After years of debate and little advance warning, the St. Louis police board voted yesterday to create a civilian review board to monitor complaints against the department. The St. Louis Post-Dispatch says that an alderman who has been one of the biggest champions for such a board called the action a “slap in the face” to the community because the members of the new board would be selected only by the mayor. “What they did today circumvented the democratic process, and that’s not the way to go,” said Alderman Terry Kennedy. He says the move undermined two years of efforts to put together a civilian review board that would include elected and appointed members.
The civilian review board would work with the police department’s internal affairs division. Disciplinary action would be left to the board. Mayor Francis Slay is one of five members of the Police Board. The governor selects the other four members. The Police Department is under the control of the state but funded by the city.

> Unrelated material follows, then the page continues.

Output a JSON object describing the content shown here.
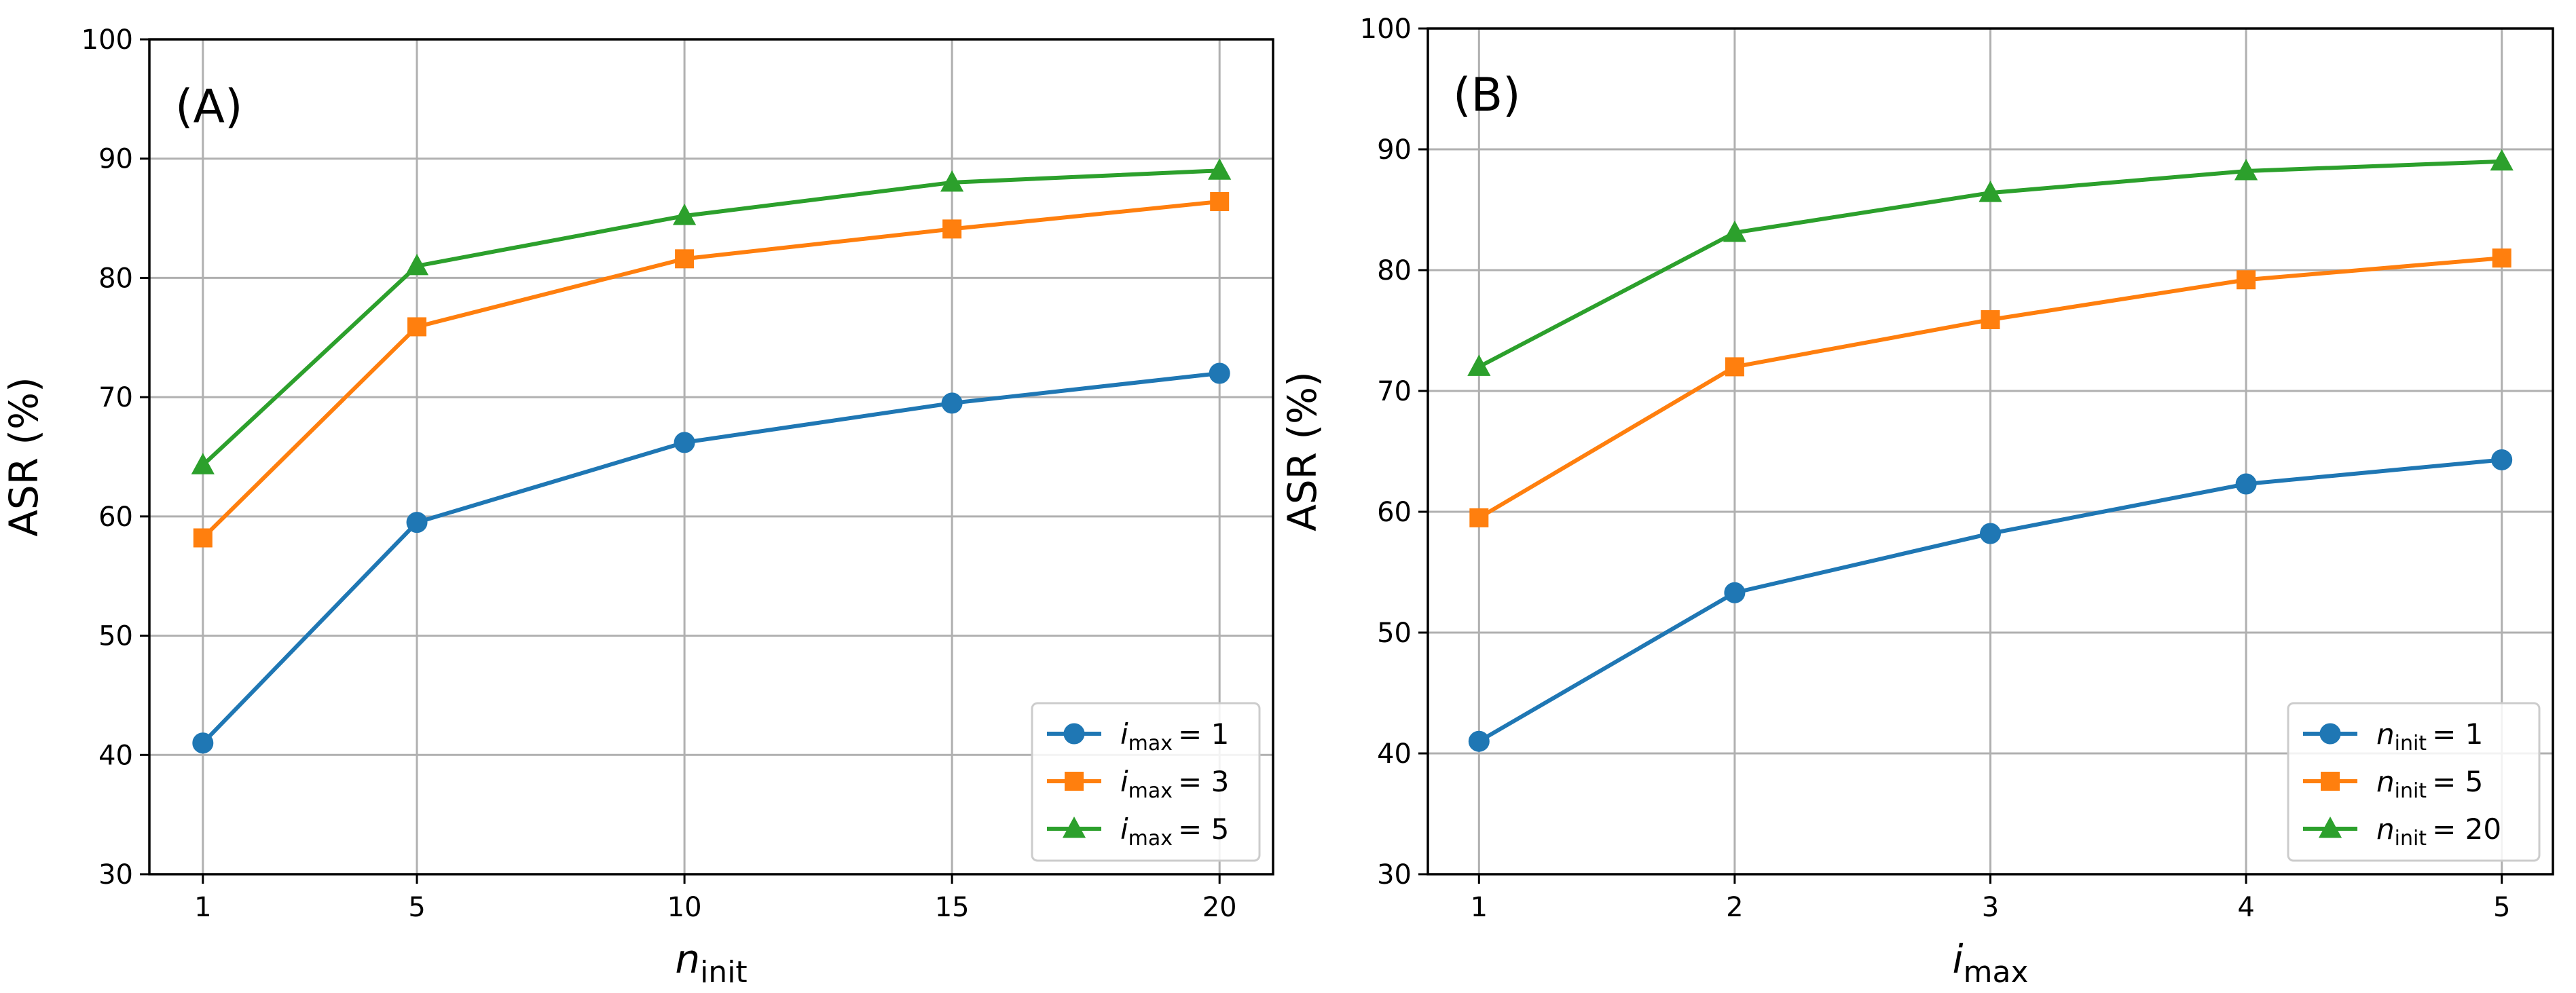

The sole vote against forming the review board came from board member Michael J. Quinn. He said there is no need for another layer of oversight. “When the governor appointed us, part of our responsibility is the investigation of citizen complaints,” Quinn said.
Pressure to create a civilian review board increased after two officers on March 31 together fired 28 shots at a car carrying three preschool children. The children were unharmed but their father, the driver, was wounded. Police Chief Joe Mokwa took steps to fire both officers.
Kennedy said a civilian review board should have elected members to assure that politics is taken out of the process. Slay said elections could be just as politically charged as appointees, with the police union campaigning for a slate of candidates or community activists working to stack the board with anti-police members.